The Al Bin Ali family are related by marriage to the royal family of Bahrain. The tribe left Bahrain with its strong economic force to Qatar. The Ruler of Bahrain requested the Al Bin Ali tribe to return to Bahrain to their castles and property.

J. G. Lorimer noted in his publication Gazetteer of the Persian Gulf that the tribe owned upwards of 500 houses in Bahrain, and were mainly concentrated in Muharraq and Al Hidd.

Evidence in historical texts and maps indicate over 1,500 years ago the Al Bin Ali tribe originated from the center of Arabia – Najd, currently known as Riyadh.

On 17 May 1783, war broke out between The Al Bin Ali Bani Utbah tribe and the army of Nasr Al-Madhkur. Zubarah was originally the center of power of the Al Bin Ali Bani Utbah tribe, which ruled Zubarah and are the original dominant tribe in Zubarah. About 2,000 Persian troops arrived in Bahrain by December and attacked Zubarah on 17 May 1783. After suffering a defeat, the Persians withdrew their arms and retreated to their ships. An Utub naval fleet from Kuwait arrived in Bahrain the same day and set Manama ablaze. The Persian forces returned to the mainland to recruit troops for another attack, but their garrisons in Bahrain were ultimately overrun by the Utub.

The strategist of this battle was Shaikh Nasr Al-Madhkur; his sword fell into the hands of Salama Bin Saif Al Bin Ali after his army collapsed and his forces were defeated.

The Al Bin Ali have kept the sword with them and passed it from son to grandson until it was given as a gift to King Abdul Aziz Bin Faisal Al Saud and is currently in the King AbdulAziz Museum in Riyadh.

The original Utub Al Bin Ali conquered and expelled the Persians from Bahrain after defeating them in the battle of Zubarah in 1782 between the Al Bin Ali and the Army of Nasr Al-Madhkur, ruler of Bahrain and Bushire. The Bani Utbah was already present at Bahrain at that time, settling there during summer and purchasing date palm gardens.

== Conquest of Mombasa in 1837 ==
On 5 March 1837, the Al Bin Ali under the command of their leader Isa bin Tarif attacked Mombasa. Said bin Sultan, Sultan of Muscat and Oman helped the tribe with ships and armoury, repeatedly bombarding Fort Jesus for a week until the Portuguese surrendered on 12 March. The fort was ruled by the Portuguese Empire, with Kenyan and Portuguese soldiers.

==Qatar==
Sheikh Isa bin Hamad bin Tarif Al Bin Ali was a member of the Al Bin Ali family. He was the chief of Al Bidda (known today as Doha) the capital of Qatar, as well as the chief of the Al Bin Ali tribe from the beginning of the 19th century until his death in 1847. He was described by political agents in the Persian Gulf as being one of the most energetic and powerful chiefs in the Persian Gulf region.

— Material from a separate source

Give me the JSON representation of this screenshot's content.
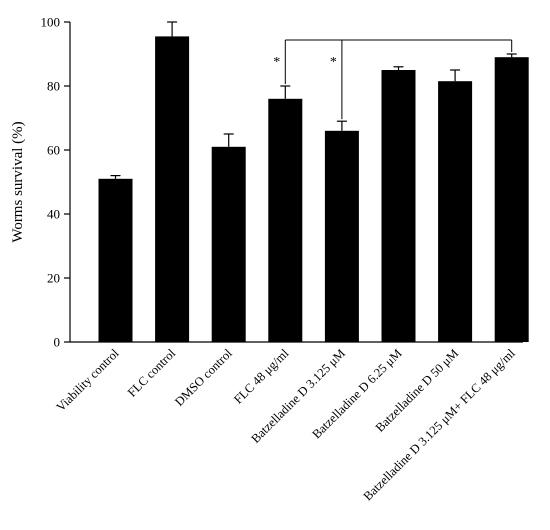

The Al Bin Ali settled at Zubarah in 1732, founded and ruled the town of Zubarah and its port, making it one of the most important port and pearl trading centers in the Persian Gulf in the 18th century. They also expanded their settlements, and constructed walls and a fort outside the town of Zubarah called Qal'at Murair (Murair Castle), the name is derived from a water spring in the Bani Sulaim area next to Madina Al Munawara in today's Saudi Arabia also known as Herat Bani Sulaim.

According to a population estimate in 1904, there were 1,750 members of Al Bin Ali tribe in Qatar, most of whom were concentrated in Doha.